Friday, August 8, 2014

So You're Thinking About Expanding Into the U.S...... (or Vice-Versa)

While I plan to eventually delve into more specific cases and scenarios that I am experiencing in my practice, I want to hold off on that for the next few posts in order to look at the topic of tax advising on cross-border transactions and businesses from a bird's eye view. Thus, for this post I want to speak more generally about some of the common pitfalls and challenges which are introduced when a company enters the U.S. market from a foreign country or vice versa. My discussion will highlight the fact that most of the issues imposed on such companies by the Code have fairly reasonable and intuitive rules. An important step towards mastering the rules and especially being able to speak generally about the rules with clients is understanding the goals which motivate each rule and developing your intuition until you can frequently guess what the tax treatment is likely to be under the Code.

So let's lay some basic groundwork about the international tax system before getting into specific rules. I should clarify the previous sentence; when I say "international tax system", I am referring to the U.S. system for taxing international transactions. The U.S. has a very elaborate system in place (and is probably the most aggressive country in this regard) of taxing cross-border and even foreign transactions where it believes it is entitled to tax.

It is worth highlighting that the goal of the U.S. tax system is ultimately to collect taxes. There are many specific rules which attempt to make the collection of such taxes either more "fair" or are an attempt to engineer certain non-tax outcomes. But ultimately the tax system is an extremely important source of revenue for the U.S. government and the rules reflect this priority of the tax system.

Taxing foreigners is hard. The basic problem of taxing foreigners is that, unlike U.S. persons, foreigners are harder for U.S. authorities to reach. This challenge for the U.S. tax system comes down to the fact that, when all is said and done, a judge cannot simply send a marshal to a delinquent's house and bang on their door to get them to pay up. Nor is this person likely to have assets in the judge's jurisdiction (i.e., the United States) that a marshal can seize. This sort of concern is what led to the system of withholding put in place by the U.S. for types of income that might be received by someone who will never be heard from again. Instead of waiting for the recipient to acknowledge their obligation to pay taxes on income sourced in the United States (what income is sourced in the U.S. is a separate and involved question), IRC Section 871(a) imposes a gross tax of 30% (by default, but frequently reduced by treaty) on primarily passive types of income such as interest, dividends, royalties, rents and others. Furthermore, IRC Section 1441 creates joint and several liability for "withholding agents" who are obligated to withhold and remit the tax liability created by this regime and insures compliance with the tax. The income taxed under these rules is commonly referred to as FDAP income (Fixed, determinable, annual and periodical income; this essentially means passive income such as what I listed above)

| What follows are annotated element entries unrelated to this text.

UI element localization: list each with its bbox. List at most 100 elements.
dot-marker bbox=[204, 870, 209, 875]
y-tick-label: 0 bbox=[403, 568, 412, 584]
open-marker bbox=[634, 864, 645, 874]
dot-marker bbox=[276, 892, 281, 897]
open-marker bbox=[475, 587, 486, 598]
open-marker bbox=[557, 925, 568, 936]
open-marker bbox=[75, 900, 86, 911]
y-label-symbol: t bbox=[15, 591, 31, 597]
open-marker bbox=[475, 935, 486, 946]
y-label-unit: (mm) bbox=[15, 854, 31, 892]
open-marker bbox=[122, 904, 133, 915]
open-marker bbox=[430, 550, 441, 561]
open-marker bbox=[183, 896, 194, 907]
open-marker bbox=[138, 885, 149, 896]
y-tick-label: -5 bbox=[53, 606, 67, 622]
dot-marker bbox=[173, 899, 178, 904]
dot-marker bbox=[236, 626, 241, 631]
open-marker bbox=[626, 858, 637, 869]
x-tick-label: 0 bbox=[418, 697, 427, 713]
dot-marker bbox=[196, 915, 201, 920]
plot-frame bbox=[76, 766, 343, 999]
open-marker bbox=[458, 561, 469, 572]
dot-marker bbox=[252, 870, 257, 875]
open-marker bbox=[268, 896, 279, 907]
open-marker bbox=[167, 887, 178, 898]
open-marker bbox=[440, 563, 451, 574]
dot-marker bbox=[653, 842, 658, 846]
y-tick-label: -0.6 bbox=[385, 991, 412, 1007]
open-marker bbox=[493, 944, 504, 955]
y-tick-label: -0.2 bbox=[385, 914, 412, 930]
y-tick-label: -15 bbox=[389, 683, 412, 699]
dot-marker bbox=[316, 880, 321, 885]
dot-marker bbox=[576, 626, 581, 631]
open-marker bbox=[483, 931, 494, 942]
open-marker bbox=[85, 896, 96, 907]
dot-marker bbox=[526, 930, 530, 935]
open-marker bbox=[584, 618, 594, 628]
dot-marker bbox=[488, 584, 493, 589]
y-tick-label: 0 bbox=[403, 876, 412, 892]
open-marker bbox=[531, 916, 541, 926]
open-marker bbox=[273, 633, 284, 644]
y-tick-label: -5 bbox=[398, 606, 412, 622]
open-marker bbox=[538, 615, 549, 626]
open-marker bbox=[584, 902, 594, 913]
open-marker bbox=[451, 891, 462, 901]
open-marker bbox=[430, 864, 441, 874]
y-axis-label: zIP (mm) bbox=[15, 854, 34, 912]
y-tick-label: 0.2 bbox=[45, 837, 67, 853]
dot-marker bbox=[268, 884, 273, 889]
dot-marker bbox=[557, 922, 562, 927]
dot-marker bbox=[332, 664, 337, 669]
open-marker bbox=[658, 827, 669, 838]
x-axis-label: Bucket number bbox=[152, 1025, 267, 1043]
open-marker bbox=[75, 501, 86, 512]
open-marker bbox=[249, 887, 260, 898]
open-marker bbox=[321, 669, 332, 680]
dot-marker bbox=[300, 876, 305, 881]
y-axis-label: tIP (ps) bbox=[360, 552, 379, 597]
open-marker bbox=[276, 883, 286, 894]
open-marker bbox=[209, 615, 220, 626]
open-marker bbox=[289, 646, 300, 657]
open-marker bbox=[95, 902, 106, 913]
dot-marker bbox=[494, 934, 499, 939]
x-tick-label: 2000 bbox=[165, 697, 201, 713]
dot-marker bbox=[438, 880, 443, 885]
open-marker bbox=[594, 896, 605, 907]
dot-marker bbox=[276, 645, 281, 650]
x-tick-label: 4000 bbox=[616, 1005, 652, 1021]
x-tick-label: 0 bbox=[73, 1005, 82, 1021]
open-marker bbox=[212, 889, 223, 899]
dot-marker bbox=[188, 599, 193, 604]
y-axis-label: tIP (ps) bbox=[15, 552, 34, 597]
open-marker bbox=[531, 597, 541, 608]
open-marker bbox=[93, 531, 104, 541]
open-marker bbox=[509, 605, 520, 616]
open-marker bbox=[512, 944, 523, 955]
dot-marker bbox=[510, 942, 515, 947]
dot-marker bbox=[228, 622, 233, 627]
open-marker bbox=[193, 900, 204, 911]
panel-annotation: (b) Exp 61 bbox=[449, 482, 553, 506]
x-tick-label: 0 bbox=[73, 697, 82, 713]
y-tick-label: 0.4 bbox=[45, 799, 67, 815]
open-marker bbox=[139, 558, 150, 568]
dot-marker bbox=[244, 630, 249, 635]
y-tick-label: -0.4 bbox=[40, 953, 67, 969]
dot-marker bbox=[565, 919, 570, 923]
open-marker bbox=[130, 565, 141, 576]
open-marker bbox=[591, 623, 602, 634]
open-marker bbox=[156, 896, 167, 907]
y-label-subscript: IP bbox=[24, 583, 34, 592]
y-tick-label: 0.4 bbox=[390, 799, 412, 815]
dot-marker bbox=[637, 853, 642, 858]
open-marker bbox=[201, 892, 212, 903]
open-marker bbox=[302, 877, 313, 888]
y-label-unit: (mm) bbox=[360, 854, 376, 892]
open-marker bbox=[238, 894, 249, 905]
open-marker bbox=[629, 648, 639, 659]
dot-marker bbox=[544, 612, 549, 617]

Thus, if you are a foreign person interested in opening a business or otherwise earning money in the U.S., you need to consider the impact of the withholding regime on your bottom line and plan accordingly. You can start to consider the relative merits of many types of tax planning depending on your needs and expectations. For example, you can create a U.S. domestic corporation to receive the income and keep it in the U.S. This at least delays the imposition of withholding tax. Or you can structure your contracts to have your business provide certain services or goods which have preferential treatment based on rights derived through mutual tax treaties between the U.S. and your country of residency. But one thing is certain; you do not want to simply ignore the possibility of 30% gross withholding on your income from the U.S., which is likely far higher than the tax you will be required to pay in your country of residence and may therefore result in more tax credits than you can utilize locally.

There are other ways that the U.S. can tax you as a foreigner. Keeping in mind the consideration above about the difficulty of reaching foreign recipients of U.S. income, what if you are a foreigner that has a more permanent presence in the U.S.? The withholding regime mentioned above is rather draconian in that it doesn't give you any benefit for the expenses you incurred in earning the income, something most tax systems will generally try to do. Most businesses would prefer to net their revenues against their expenses and pay tax on the net (even if the rate is higher at 35%, the effective tax rate is still lower). So the U.S. rule under IRC Section 871(b) (for individuals) and 882 (for corporations) is to tax this income like any other business income in the U.S. Why is this situation different from the way they tax (mostly) passive income mentioned above? Because the presence of a trade or business operating in the U.S. gives enough assurance that you have a continuous presence in the U.S. that the IRS can go after if you don't pay your taxes and take the income outside of the country.

What I have discussed above is just the tip of the iceberg and there are many other specific regimes used by the U.S. to tackle the challenges outlined above (and other challenges related to cross-border transactions). To a practitioner, it feels like an endless list of specific and seemingly unique considerations which come into play depending on the facts of a case. But as you, a tax practitioner or other party involved in tax, start to encounter these specific rules and regimes, you will develop a feel for when a transaction 'feels' like the U.S. will want to tax it in a special or specific way and when other more 'default' rules might apply.